Per-vector software-interrupt masking

By Jonathan Corbet
February 15, 2019

Software interrupts (or "softirqs") are one of the oldest deferred-execution mechanisms in the kernel, and that age shows at times. Some developers have been occasionally heard to mutter about removing them, but softirqs are too deeply embedded into how the kernel works to be easily ripped out; most developers just leave them alone. So the recent per-vector softirq masking patch set from Frederic Weisbecker is noteworthy as an exception to that rule. Weisbecker is not getting rid of softirqs, but he is trying to reduce their impact and improve their latency.

Hardware interrupts are the means by which the hardware can gain a CPU's attention to signal the completion of an I/O operation or some other situation of interest. When an interrupt is raised, the currently running code is (usually) preempted and an interrupt handler within the kernel is executed. A cardinal rule for interrupt handlers is that they must execute quickly, since they interfere with the other work the CPU is meant to be doing. That usually implies that an interrupt handler will do little more than acknowledge the interrupt to the hardware and set aside enough information to allow the real processing work to be done in a lower-priority mode.

The kernel offers a number of deferred-execution mechanisms through which that work can eventually be done. In current kernels, the most commonly used of those is workqueues, which can be used to queue a function call to be run in kernel-thread context at some later time. Another is tasklets, which execute at a higher priority than workqueues; adding new tasklet users tends to be mildly discouraged for reasons we'll get to. Other kernel subsystems might use timers or dedicated kernel threads to get their deferred work done.

Softirqs

Then, there are softirqs which, as their name would suggest, are a software construct; they are patterned after hardware interrupts, but hardware interrupts are enabled while software interrupts execute. Softirqs have assigned numbers ("vectors"); "raising" a particular softirq will cause the handler function for the indicated vector to be called at a convenient time in the near future. That "convenient time" is usually either at the end of hardware-interrupt processing or when a processor that has disabled softirq processing re-enables it. Softirqs thus run outside of the CPU scheduler as a relatively high-priority activity.
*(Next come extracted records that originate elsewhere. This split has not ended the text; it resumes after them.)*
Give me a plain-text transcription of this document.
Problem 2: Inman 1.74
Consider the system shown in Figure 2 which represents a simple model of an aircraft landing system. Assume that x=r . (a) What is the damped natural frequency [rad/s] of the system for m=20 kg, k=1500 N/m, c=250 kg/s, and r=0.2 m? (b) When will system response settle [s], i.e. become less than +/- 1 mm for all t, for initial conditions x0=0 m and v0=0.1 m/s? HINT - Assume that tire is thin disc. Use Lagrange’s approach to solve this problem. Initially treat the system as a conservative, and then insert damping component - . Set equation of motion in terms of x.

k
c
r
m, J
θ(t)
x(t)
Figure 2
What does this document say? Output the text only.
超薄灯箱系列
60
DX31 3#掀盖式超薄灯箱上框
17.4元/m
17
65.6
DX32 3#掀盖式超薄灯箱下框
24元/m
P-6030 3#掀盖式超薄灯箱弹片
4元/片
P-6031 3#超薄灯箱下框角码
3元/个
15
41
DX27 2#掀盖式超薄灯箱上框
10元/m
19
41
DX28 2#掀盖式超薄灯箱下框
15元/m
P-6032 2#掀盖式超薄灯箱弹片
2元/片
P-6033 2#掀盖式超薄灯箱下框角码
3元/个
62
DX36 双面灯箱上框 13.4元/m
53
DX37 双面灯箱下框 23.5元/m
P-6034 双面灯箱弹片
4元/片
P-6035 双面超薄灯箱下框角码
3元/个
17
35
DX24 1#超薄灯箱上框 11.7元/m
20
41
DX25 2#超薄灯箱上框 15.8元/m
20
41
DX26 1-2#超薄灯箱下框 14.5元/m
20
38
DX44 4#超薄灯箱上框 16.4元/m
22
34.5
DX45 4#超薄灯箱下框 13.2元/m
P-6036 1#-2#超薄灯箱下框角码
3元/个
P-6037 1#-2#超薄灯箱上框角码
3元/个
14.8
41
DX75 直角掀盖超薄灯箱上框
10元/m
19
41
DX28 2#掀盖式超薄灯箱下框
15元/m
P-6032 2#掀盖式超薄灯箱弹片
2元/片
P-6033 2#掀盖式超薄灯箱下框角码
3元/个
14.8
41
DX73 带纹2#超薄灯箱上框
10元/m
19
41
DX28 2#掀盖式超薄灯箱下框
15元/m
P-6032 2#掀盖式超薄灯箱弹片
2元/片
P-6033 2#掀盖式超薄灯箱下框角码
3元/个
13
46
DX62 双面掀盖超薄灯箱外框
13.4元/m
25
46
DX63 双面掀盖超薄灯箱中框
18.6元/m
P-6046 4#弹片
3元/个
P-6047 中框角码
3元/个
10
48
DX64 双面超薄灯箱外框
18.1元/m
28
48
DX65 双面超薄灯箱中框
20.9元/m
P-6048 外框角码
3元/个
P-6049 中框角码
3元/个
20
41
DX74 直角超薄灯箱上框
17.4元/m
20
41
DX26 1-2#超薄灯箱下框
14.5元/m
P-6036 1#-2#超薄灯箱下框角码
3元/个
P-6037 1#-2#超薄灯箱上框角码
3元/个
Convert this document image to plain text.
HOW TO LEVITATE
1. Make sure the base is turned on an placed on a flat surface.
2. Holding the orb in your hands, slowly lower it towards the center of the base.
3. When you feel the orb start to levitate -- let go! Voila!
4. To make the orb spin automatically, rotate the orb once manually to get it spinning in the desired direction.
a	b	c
In the 5.0-rc kernel, there are ten softirq vectors defined:

HI_SOFTIRQ and TASKLET_SOFTIRQ are both for the execution of tasklets; this is part of why tasklets are discouraged. High-priority tasklets are run ahead of any other softirqs, while normal-priority tasklets are run in the middle of the pack.
TIMER_SOFTIRQ is for the handling of timer events. HRTIMER_SOFTIRQ is also defined; it was once used for high-resolution timers, but that has not been the case since this change was made for the 4.2 release.
NET_TX_SOFTIRQ and NET_RX_SOFTIRQ are used for network transmit and receive processing, respectively.
BLOCK_SOFTIRQ handles block I/O completion events; this functionality was moved to softirq mode for the 2.6.16 kernel in 2006.
IRQ_POLL_SOFTIRQ is used by the irq_poll mechanism, which was generalized from the block interrupt-polling mechanism for the 4.5 release in 2015. Its predecessor, BLOCK_IOPOLL_SOFTIRQ was added for the 2.6.32 release in 2009; no softirq vectors have been added since then.
SCHED_SOFTIRQ is used by the scheduler to perform load-balancing and other scheduling tasks.
RCU_SOFTIRQ performs read-copy-update processing. There was an attempt made by the late Shaohua Li in 2011 to move this processing to a kernel thread, but performance regressions forced that change to be reverted shortly thereafter.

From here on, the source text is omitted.